Abstract We measured wing chord, tail length and mass and estimated levels of subcutaneous fat deposits of Sharp-shinned Hawks (Accipiter striatus) trapped at Cedar Grove, Wisconsin. Wing chord, tail length, and mass all showed a sudden increase beginning about 10 October in adults and juveniles and in males and females despite the fact that adults migrate about 20 d later than juveniles and males migrate later than females. Migrants captured at Cedar Grove late in the season did not differ significantly in wing chord or tail length from migrants captured at the Goshutes in eastern Nevada. We suggest that an increasing proportion of the birds captured at Cedar Grove after 10 October are of western origin because winds are more westerly in October than in September. The greater mass of Cedar Grove birds may be because of greater availability of prey than in the Goshutes or because the lower mass of birds in the Goshutes is a facultative adaptation for easier passage through the arid west.

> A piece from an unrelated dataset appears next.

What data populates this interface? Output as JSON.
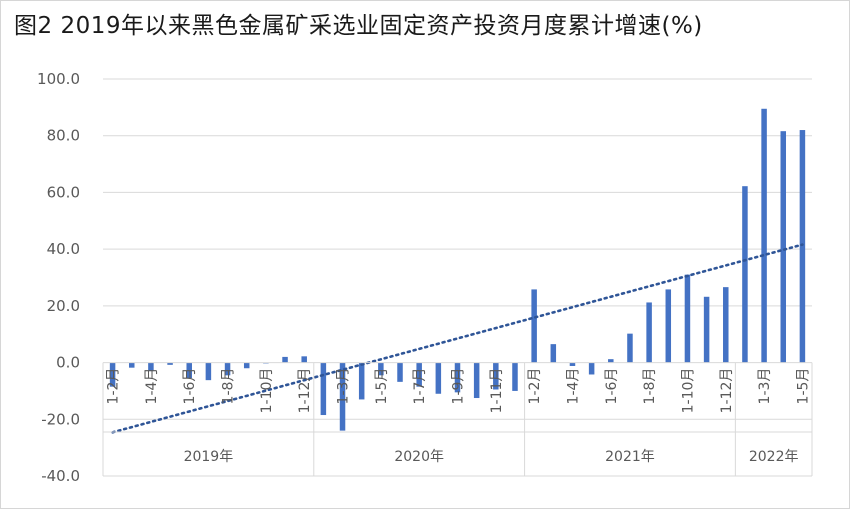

Age and sex differences in wing loading and other aerodynamic characteristics of Merlins

Abstract We examined age and sex differences in wing loading, aspect ratio, and wing span in a sample of 208 Merlins (Falco columbarius) captured at Cedar Grove, Wisconsin, during fall migration, 1978–1993. We also examined differences in tail loading of 166 of these Merlins. Adult males had significantly greater mass and wing loading than juvenile males. Adult females differed significantly from juvenile females only in mass. Females were significantly greater than males in every measure except aspect ratio. There were no apparent age differences in tail area or flight surface loading, but females had greater values in both. Merlins show fewer age differences in aerodynamic characteristics than Sharp-shinned Hawks (Accipiter striatus), probably because of differences in how the two species pursue and capture avian prey. Merlins usually capture prey in the air, sometimes after multiple stoops and at high flight speeds. In contrast, Sharp-shinned Hawks take birds from their perch or after a brief chase, often in dense vegetation, at relatively low flight speeds. Slower flight speeds require larger control surfaces and can explain the increased age differences in wing and tail areas in Sharp-shinned Hawks.

AGE AND SEX DIFFERENCES IN THE SIZE OF PREY OF THE SHARP-SHINNED HAWK

Abstract We trapped Sharp-shinned Hawks (Accipiter striatus) during fall migration, using House Sparrows (Passer domesticus), European Starlings (Sturnus vulgaris), and Ringed Turtle Doves (Streptopelia risoria) as lures. Adults and males initiated attacks on sparrows more frequently than juveniles and females. Adult females initiated attacks on starlings and doves more often than adult males, but there was no such difference between the sexes in juveniles. Females actually struck all three species of lure more frequently than males, and juvenile females struck lures more frequently than adult females. There was no age difference in the incidence of strikes by males. Larger (longer-winged) juvenile males and females attacked starlings more often than smaller juveniles, but there were no size differences in strikes on prey in any age and sex group of hawks, suggesting that sexual dimorphism in size is not a result of selection for differences in prey size. Females struck disproportionately larger lures than males, presumably because they are less efficient at capturing smaller prey. Juveniles attacked doves as frequently as starlings, and there was little age difference in the incidence of strikes, suggesting that inexperience in judging the size of prey is an inadequate explanation for the many attacks that fail to result in strikes.